In fact, it was held in such high esteem that the first seeds fo the season were sown by the emperor of the Inca. According to legend, he would use tools made of gold to sow the first seeds. When the Spanish invaded South America, they tried to suppress the growth of quinoa. It was considered to be a ‘food for Indians’ and was used in indigenous religious ceremonies. Due to their suppression of indigenous culture, the Spanish even forbade cultivation of quinoa at one point. The Incas were forced to cultivate wheat during this period instead.

Health benefits of quinoa

Quinoa bares a remarkable nutritional profile boasting several minerals. It is this health profile that has made quinoa so popular around the world. Besides being gluten-free, quinoa is also high in protein and fibre and is one of the few plant-based foods that contains all nine essential amino acids. One cup of cooked quinoa contains 8 grams of protein, 5 grams of fibre, manganese, magnesium, phosphorus, folate, copper, iron, zinc, potassium, vitamins B1, B2, B6, E, B3, and calcium. In total, one cup will hold around 222 calories, 39 grams of carbohydrates and 4 grams of fat.

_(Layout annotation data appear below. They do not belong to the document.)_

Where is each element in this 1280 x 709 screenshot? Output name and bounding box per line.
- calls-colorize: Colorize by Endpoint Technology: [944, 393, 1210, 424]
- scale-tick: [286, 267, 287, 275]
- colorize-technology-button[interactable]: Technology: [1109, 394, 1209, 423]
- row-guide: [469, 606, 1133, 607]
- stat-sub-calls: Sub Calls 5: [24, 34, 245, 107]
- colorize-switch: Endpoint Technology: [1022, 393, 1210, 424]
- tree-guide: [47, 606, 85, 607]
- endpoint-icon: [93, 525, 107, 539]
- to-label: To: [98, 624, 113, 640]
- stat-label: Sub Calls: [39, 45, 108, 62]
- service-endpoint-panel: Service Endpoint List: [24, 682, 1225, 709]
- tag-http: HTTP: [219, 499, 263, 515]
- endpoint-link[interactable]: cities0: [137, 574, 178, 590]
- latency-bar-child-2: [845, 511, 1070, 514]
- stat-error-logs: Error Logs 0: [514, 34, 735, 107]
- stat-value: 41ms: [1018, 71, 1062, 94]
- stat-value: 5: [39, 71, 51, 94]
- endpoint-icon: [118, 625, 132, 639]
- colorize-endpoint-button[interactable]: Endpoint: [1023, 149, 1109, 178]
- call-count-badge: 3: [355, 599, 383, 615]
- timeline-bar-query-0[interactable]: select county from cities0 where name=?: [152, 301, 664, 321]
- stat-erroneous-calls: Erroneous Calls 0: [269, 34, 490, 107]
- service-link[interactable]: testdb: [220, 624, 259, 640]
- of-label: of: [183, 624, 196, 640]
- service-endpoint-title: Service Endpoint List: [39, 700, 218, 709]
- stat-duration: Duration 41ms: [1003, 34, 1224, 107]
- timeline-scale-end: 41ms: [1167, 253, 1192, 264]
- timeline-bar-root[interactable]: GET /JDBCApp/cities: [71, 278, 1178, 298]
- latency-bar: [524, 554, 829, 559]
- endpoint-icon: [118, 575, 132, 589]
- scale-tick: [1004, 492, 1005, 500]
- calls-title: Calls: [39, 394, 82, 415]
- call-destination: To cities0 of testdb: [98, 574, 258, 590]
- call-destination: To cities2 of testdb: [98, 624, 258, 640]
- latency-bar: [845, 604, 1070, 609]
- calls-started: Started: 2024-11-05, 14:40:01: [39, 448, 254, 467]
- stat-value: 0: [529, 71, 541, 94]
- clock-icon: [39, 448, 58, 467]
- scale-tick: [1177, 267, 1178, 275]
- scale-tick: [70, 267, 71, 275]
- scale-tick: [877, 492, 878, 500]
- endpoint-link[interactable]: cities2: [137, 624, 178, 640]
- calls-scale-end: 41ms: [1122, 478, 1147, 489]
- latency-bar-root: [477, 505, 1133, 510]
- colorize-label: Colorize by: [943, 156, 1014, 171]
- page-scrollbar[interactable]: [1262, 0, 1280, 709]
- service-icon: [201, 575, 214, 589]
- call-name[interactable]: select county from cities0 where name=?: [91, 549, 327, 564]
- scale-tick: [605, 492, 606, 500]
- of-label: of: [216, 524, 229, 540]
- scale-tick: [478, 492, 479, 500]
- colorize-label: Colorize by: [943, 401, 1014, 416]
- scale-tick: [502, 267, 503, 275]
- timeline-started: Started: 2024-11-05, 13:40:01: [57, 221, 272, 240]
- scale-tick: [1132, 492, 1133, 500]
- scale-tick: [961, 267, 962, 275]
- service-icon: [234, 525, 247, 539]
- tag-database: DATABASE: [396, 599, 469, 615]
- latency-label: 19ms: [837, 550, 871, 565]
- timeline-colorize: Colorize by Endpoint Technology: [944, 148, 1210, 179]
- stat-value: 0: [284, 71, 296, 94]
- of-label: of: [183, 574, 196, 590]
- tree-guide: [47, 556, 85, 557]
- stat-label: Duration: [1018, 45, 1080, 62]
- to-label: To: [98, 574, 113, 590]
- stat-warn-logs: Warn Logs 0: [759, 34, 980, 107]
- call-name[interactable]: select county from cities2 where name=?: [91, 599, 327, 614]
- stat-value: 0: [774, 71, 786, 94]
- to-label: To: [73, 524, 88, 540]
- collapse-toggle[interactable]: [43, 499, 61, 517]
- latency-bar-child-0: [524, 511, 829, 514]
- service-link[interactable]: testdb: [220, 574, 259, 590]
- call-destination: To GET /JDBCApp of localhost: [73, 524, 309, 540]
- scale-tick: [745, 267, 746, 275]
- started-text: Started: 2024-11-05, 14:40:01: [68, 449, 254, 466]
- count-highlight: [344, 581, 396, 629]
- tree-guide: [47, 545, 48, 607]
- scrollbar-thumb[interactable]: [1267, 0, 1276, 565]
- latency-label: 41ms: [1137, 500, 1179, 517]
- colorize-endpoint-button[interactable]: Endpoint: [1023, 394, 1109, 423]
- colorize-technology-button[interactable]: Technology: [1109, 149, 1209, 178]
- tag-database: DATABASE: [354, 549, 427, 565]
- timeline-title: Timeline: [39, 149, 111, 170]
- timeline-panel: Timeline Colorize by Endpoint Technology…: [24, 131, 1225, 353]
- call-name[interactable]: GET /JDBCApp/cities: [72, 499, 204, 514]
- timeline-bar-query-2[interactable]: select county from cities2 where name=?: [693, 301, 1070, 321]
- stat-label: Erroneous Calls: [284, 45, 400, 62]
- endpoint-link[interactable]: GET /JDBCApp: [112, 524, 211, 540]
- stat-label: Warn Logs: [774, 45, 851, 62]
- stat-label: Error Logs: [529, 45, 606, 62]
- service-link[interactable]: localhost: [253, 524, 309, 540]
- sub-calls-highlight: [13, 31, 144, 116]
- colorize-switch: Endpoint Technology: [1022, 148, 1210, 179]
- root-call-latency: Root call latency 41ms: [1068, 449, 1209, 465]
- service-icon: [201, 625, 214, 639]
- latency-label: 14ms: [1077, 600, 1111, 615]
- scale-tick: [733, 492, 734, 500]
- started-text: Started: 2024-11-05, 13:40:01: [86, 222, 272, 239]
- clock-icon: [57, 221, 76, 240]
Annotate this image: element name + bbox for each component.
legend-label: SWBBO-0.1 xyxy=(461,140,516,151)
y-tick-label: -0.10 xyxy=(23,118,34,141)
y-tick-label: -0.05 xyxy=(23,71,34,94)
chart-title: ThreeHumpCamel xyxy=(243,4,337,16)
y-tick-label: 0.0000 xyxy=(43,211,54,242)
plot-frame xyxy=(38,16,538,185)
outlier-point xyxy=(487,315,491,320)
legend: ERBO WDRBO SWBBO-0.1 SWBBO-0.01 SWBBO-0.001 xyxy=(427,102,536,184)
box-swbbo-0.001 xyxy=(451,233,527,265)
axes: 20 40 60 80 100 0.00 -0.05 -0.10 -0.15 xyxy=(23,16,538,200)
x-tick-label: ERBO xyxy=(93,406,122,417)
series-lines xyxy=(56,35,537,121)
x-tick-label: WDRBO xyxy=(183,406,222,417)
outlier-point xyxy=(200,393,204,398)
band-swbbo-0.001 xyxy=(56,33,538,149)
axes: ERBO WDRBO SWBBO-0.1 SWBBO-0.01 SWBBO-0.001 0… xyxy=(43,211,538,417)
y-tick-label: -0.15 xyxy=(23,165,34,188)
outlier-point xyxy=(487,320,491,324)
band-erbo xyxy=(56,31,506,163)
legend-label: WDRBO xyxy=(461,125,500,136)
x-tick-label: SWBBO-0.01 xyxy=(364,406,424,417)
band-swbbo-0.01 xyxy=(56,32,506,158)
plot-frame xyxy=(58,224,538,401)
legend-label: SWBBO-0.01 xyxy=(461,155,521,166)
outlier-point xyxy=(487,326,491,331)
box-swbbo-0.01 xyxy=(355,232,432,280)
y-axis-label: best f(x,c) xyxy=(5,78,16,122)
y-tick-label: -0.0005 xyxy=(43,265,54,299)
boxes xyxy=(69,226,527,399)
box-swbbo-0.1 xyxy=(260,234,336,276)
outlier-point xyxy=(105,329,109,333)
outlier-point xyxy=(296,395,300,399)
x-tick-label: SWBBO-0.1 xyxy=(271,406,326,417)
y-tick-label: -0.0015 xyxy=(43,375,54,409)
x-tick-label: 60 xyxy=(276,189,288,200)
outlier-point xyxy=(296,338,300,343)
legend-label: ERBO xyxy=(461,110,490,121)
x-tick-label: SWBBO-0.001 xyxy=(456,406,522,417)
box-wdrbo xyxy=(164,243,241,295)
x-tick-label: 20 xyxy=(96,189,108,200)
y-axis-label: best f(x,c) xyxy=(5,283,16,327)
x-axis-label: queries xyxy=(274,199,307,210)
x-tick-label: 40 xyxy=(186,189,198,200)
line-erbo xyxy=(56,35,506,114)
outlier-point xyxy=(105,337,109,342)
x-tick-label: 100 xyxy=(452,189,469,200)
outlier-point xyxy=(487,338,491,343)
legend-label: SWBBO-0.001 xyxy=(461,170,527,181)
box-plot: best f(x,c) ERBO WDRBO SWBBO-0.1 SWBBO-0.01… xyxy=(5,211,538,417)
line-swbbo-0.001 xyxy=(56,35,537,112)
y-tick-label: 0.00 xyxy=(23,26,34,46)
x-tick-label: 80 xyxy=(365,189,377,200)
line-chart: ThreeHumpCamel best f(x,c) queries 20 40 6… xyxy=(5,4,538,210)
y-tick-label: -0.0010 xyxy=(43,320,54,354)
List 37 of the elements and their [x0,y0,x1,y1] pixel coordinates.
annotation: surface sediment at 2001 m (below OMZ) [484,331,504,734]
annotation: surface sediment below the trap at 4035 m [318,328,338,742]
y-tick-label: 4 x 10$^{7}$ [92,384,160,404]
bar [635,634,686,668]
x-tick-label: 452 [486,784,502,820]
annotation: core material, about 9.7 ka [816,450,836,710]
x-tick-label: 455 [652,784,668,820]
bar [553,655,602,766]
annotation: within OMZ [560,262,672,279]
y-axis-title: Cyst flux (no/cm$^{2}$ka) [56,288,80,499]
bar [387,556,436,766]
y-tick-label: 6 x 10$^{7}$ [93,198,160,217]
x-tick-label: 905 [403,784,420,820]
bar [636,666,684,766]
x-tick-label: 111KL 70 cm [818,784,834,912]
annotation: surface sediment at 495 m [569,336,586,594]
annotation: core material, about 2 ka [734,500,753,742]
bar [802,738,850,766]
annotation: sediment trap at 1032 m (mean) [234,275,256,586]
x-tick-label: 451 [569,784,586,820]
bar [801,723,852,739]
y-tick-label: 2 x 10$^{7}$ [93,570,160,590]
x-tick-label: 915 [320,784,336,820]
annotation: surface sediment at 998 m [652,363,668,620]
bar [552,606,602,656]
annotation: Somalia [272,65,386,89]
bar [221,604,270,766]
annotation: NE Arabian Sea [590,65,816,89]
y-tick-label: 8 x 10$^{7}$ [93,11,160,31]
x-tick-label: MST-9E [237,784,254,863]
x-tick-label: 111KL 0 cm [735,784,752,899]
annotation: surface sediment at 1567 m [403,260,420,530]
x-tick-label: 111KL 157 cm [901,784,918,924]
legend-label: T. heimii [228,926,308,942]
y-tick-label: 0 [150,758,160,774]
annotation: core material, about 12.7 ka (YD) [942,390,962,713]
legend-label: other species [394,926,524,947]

Quinoa also contains thousands of trace nutrients, including the antioxidant flavonoids. Two of these flavonoids, quercetin and kaempferol, are known to fight inflammation, viruses, cancer, and depression in animal studies. Quinoa also has a GI level of 53, which is fairly low.

The difference between red, brown, black quinoa

Quinoa is available in three different colours: red, white, and black. It can also be purchased in ‘tri-colour’ varieties with all three colours. White is the most common colour of quinoa and recognised for having a lighter, fluffier texture with a more delicate taste than other quinoa colours. For this reason, white quinoa is considered the best substitute for rice. Red quinoa has a richer, nuttier flavour and slightly more chewy texture than white quinoa. It is considered to be the best option for cold salads. Black quinoa is slightly sweeter and earthier in taste than white quinoa. The three types of quinoa do not differ greatly. Red and black quinoa require longer cooking times than white quinoa and have a more intense flavour. They also retain their shape much better, which is why they are often used in cold salads.